Deputy Minister of Agrarian Policy and Food
- In office 30 January 2008 – ?
- Prime Minister: Yulia Tymoshenko
- Minister: Yuriy Melnyk
- In office February 2000 – 2003
- Prime Minister: Viktor Yushchenko; Anatoliy Kinakh;
- Minister: Ivan Kyrylenko; Serhiy Ryzhuk;

People's Deputy of Ukraine
- In office 12 May 1998 – 16 February 2000
- Preceded by: Constituency established
- Succeeded by: Taras Chornovil
- Constituency: Lviv Oblast, No. 115

Personal details
- Born: 20 April 1951 (age 74) Staryi Myliatyn [uk], Ukrainian SSR, Soviet Union (now Ukraine)
- Party: People's Movement of Ukraine
- Other political affiliations: NUNS
- Alma mater: Lviv Veterinary Institute

Military service
- Allegiance: Soviet Union
- Branch/service: Soviet Army
- Years of service: 1975–1978

= Roman Schmidt (politician) =

Ukrainian zoologist and politician

Roman Mykhailovych Schmidt (Note: Also Shmidt.) (Роман Михайлович Шмідт; born 20 April 1951) is a Ukrainian zoologist and politician who served as Deputy Minister of Agrarian Policy and Food of Ukraine from February 2000 to 2003 and from January 2008 to an unknown date.

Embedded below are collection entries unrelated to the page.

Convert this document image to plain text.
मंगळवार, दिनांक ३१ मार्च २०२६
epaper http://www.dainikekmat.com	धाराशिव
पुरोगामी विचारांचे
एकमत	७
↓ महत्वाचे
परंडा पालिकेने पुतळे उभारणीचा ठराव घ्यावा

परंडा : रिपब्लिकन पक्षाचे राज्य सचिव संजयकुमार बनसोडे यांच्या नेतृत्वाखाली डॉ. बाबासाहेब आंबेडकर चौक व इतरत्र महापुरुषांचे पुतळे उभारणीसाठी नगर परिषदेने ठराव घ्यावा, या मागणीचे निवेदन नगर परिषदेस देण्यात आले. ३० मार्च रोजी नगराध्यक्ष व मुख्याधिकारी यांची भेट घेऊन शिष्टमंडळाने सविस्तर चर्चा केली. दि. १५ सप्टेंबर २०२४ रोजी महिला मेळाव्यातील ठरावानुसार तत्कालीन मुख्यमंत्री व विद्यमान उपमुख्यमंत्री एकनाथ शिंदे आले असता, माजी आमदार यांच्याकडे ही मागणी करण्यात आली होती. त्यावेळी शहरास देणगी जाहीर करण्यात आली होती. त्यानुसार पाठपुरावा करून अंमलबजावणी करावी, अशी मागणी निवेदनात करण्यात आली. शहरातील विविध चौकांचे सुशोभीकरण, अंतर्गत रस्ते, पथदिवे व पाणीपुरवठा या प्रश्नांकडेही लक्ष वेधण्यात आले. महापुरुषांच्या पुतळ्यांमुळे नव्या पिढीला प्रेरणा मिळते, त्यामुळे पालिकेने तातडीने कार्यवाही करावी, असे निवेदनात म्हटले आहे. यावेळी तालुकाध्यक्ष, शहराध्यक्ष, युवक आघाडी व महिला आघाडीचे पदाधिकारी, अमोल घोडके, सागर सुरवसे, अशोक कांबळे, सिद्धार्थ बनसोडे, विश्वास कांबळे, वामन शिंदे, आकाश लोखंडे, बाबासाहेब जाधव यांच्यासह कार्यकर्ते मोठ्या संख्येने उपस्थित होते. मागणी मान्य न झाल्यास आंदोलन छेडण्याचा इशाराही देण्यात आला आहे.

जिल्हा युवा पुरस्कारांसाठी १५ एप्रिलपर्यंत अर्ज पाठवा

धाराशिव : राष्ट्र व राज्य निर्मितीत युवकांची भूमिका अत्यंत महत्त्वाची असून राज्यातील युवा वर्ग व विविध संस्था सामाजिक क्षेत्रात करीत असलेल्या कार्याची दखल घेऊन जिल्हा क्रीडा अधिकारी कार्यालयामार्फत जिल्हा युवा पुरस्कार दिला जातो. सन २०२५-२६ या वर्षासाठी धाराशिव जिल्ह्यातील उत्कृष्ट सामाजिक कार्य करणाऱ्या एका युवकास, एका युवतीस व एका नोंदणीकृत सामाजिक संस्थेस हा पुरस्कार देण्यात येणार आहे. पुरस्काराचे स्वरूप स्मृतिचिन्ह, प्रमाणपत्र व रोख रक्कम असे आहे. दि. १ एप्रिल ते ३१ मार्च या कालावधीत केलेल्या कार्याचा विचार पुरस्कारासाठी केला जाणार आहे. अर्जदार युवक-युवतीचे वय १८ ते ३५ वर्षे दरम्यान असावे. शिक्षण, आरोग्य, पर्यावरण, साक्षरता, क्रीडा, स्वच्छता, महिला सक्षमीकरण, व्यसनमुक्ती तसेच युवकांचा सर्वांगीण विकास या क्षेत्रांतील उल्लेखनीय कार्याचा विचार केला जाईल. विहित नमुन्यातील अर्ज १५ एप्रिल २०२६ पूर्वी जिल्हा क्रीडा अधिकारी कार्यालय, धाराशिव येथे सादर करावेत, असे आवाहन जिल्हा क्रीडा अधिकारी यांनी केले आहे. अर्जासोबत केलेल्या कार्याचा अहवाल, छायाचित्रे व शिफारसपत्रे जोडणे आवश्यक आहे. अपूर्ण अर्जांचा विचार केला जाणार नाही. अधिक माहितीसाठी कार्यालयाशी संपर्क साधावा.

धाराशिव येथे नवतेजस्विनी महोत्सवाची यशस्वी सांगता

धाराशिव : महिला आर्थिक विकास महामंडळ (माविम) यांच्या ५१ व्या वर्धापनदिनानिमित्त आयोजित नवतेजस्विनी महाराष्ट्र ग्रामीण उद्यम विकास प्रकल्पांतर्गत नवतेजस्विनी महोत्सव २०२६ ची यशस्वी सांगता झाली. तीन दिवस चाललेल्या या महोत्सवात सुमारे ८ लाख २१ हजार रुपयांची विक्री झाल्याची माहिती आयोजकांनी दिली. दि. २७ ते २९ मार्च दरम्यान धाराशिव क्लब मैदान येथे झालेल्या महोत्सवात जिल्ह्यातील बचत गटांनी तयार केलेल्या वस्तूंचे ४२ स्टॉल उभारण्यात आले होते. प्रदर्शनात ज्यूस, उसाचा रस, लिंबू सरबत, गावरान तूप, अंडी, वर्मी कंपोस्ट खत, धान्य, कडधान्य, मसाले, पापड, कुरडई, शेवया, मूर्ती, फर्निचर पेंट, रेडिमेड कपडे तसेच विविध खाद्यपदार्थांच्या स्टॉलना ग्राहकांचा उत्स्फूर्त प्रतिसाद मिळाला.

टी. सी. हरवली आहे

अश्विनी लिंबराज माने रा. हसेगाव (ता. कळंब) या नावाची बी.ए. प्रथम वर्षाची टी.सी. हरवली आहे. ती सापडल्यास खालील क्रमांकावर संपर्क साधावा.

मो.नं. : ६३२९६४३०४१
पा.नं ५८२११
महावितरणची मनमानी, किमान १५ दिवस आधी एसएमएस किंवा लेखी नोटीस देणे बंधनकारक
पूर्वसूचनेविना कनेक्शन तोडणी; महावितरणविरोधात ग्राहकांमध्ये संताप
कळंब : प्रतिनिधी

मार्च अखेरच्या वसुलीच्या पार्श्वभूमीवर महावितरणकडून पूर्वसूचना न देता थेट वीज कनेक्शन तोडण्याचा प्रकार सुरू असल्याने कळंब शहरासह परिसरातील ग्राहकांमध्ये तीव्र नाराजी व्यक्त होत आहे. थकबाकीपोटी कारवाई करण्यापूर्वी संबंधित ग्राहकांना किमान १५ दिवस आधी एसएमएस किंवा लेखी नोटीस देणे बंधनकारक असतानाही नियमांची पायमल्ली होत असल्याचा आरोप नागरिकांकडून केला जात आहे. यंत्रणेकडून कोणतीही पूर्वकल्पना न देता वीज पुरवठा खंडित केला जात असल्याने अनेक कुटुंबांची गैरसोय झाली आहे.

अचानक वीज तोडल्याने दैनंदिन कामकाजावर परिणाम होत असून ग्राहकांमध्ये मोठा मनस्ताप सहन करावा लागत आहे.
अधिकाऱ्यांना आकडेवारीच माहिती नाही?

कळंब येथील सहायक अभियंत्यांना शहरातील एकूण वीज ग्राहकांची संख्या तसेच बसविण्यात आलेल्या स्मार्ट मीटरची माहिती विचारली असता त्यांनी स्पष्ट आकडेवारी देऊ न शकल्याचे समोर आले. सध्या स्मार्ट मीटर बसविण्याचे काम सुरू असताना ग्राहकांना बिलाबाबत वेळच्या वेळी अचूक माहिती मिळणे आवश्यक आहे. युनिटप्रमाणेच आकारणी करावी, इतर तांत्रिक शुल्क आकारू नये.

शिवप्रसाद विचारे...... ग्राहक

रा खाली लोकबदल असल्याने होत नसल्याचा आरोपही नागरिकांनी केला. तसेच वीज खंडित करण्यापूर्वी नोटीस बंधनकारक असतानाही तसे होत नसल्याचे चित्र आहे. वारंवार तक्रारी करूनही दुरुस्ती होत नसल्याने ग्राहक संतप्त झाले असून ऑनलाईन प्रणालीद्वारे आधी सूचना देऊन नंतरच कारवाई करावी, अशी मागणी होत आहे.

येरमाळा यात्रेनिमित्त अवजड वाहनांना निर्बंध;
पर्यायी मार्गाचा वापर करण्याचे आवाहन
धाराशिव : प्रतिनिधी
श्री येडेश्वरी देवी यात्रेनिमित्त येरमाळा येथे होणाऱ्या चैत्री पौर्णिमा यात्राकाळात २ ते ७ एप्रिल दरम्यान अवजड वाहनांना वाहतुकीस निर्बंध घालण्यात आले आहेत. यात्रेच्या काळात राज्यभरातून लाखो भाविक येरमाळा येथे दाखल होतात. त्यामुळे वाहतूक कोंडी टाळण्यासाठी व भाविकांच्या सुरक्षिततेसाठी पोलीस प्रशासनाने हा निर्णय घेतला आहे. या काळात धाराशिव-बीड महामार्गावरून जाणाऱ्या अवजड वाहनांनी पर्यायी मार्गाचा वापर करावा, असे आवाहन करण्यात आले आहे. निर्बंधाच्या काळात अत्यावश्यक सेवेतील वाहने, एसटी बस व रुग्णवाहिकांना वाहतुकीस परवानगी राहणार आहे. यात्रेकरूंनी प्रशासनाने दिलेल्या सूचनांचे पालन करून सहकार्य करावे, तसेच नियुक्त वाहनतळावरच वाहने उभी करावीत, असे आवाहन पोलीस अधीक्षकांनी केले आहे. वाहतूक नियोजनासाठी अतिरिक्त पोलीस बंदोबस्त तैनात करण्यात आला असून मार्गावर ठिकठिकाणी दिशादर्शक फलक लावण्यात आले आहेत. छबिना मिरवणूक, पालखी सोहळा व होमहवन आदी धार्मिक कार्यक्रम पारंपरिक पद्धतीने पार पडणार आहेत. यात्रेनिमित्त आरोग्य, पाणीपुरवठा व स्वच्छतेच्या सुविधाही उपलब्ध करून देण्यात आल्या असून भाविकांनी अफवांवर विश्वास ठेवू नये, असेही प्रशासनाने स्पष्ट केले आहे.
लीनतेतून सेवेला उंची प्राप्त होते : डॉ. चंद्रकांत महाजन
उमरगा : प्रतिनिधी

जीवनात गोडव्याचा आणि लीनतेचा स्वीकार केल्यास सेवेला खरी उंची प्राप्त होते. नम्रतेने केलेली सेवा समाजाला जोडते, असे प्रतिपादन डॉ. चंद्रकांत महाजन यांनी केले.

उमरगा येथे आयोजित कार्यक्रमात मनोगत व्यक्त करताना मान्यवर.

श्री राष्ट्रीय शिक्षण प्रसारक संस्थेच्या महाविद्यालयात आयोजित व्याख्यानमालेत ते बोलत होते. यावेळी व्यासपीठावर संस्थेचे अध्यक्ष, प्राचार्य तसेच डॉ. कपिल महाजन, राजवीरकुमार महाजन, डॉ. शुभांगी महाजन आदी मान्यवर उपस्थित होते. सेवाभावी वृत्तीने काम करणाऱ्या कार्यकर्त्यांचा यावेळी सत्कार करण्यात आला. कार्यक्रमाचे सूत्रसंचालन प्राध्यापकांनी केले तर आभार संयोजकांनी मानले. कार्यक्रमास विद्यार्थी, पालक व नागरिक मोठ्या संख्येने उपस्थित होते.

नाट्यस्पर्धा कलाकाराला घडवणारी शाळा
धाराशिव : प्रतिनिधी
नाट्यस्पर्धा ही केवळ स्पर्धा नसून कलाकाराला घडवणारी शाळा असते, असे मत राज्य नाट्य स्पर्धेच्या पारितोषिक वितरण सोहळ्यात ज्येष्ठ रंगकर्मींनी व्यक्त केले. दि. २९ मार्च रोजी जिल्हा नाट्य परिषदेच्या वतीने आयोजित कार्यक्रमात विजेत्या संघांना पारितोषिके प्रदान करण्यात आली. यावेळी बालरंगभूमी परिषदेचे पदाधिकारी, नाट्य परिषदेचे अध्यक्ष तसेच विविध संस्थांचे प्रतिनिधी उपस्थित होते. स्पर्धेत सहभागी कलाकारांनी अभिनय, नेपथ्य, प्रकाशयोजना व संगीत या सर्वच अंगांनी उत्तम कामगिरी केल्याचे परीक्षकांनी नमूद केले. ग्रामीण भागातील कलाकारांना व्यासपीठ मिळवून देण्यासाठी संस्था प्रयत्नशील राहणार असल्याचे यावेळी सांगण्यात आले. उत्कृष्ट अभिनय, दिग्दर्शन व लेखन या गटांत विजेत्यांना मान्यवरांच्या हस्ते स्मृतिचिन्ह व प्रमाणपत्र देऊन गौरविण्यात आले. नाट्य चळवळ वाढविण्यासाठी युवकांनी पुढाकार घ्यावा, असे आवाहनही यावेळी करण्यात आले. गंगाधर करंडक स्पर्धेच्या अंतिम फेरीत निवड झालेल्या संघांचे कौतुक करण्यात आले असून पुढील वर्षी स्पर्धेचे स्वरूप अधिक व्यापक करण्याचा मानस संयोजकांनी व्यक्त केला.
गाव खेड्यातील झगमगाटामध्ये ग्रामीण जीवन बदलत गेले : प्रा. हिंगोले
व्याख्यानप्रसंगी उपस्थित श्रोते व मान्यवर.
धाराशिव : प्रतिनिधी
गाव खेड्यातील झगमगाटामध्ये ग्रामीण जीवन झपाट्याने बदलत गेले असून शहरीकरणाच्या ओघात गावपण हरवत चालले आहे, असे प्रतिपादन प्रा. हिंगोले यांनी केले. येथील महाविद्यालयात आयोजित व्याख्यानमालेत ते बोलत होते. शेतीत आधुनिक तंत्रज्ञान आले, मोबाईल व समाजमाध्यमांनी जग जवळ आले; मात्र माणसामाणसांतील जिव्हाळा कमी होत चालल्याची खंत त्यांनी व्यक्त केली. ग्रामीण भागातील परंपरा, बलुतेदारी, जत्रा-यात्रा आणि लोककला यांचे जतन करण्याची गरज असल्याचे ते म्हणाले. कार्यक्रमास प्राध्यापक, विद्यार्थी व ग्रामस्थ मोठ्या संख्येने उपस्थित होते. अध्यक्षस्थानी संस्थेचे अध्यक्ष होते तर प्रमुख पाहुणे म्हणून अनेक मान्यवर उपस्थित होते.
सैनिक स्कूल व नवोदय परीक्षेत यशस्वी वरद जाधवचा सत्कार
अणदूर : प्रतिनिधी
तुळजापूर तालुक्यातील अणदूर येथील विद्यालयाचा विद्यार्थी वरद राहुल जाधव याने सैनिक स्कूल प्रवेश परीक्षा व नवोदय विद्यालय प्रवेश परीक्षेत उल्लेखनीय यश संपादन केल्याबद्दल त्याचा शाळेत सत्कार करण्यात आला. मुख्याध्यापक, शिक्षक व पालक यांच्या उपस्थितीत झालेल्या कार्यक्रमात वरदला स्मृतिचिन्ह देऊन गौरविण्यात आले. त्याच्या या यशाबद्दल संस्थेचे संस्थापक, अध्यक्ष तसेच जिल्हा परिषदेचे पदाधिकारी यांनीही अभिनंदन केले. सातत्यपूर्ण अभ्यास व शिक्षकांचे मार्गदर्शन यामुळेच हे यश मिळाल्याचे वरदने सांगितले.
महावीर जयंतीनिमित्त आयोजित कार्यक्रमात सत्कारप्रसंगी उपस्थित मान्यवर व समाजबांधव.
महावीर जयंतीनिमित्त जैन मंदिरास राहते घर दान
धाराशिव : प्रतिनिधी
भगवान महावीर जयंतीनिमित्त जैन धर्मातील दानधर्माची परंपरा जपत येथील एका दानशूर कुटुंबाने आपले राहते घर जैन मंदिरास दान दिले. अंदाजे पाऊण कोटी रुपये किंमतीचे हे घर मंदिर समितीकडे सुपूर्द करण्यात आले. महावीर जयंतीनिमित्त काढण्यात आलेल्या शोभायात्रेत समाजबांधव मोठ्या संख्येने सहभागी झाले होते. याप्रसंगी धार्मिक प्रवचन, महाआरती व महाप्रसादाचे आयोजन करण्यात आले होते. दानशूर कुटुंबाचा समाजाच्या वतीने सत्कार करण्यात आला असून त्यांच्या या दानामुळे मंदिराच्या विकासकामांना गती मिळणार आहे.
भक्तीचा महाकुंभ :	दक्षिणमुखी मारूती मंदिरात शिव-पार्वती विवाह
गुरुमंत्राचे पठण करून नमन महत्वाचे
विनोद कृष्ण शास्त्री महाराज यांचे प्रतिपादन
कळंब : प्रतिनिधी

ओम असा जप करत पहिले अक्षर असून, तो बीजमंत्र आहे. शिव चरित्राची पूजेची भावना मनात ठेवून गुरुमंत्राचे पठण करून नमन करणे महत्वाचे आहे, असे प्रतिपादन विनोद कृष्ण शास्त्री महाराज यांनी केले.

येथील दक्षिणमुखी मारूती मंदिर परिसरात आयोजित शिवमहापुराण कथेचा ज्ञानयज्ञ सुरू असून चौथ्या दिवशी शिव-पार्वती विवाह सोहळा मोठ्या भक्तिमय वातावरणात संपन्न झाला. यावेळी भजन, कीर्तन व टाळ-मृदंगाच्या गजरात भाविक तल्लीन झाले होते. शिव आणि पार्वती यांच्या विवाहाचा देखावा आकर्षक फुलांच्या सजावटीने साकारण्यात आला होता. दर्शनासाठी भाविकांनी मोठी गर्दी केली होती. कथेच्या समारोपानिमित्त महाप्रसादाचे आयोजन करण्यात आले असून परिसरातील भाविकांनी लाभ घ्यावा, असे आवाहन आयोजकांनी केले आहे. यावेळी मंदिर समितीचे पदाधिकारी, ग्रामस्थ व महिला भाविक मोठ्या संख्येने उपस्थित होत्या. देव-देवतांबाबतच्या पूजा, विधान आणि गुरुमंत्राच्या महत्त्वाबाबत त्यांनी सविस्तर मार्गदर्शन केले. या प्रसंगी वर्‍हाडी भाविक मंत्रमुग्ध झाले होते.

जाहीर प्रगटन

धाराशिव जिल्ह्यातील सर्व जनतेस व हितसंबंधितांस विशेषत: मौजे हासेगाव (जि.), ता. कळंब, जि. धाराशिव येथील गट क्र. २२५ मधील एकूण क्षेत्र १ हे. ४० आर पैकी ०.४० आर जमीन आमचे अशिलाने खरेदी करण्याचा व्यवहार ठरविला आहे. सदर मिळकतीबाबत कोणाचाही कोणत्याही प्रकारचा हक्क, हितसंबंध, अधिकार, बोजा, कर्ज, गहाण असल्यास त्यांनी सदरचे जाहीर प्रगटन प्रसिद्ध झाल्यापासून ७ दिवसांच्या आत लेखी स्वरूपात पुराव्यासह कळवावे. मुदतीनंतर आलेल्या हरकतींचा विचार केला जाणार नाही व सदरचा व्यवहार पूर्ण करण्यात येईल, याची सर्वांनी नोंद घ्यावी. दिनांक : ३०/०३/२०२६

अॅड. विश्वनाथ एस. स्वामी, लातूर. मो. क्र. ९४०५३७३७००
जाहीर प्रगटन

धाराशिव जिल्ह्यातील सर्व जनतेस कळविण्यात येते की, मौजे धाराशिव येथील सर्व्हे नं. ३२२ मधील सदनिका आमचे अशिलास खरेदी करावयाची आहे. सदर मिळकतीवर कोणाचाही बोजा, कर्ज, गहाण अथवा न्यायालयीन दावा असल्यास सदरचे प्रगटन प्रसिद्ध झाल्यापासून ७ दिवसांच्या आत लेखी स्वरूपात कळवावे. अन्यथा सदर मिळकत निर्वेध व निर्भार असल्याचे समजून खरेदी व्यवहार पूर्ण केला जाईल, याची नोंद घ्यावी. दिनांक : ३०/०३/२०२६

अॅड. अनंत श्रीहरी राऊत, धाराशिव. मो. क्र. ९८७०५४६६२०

He previously served as a People's Deputy of Ukraine from Ukraine's 115th electoral district from 1998 to February 2000, when he resigned and was succeeded by Taras Chornovil. He is a member of the People's Movement of Ukraine.

== Biography ==
Roman Mykhailovych Schmidt was born on 20 April 1951 in the village of Staryi Myliatyn, in Ukraine's western Lviv Oblast. At the time, the region was part of the Soviet Union. He studied at the Lviv Veterinary Institute from 1968 to 1971 before serving in the Soviet Army from 1975 to 1978, and achieved his doctorate in 1981 after completing his thesis, titled "Protein-Nuclein Exchange in the Rumen Mucosa of Calves when Fed Urea". He is an accomplished zoologist, having authored more than 200 scientific works. Since 1999, he has been a full member of the National Academy of Sciences of Ukraine.

=== Political career ===
Schmidt was elected to the Verkhovna Rada (Ukrainian parliament) in 1998 as a member of the People's Movement of Ukraine from Ukraine's 115th electoral district, located in Lviv Oblast. He was a member of the Verkhovna Rada Committees on Agricultural Policy and Privatisation. Schmidt resigned from the Verkhovna Rada on 16 February 2000 to become Deputy Minister of Agrarian Policy and Food, and was succeeded by Taras Chornovil.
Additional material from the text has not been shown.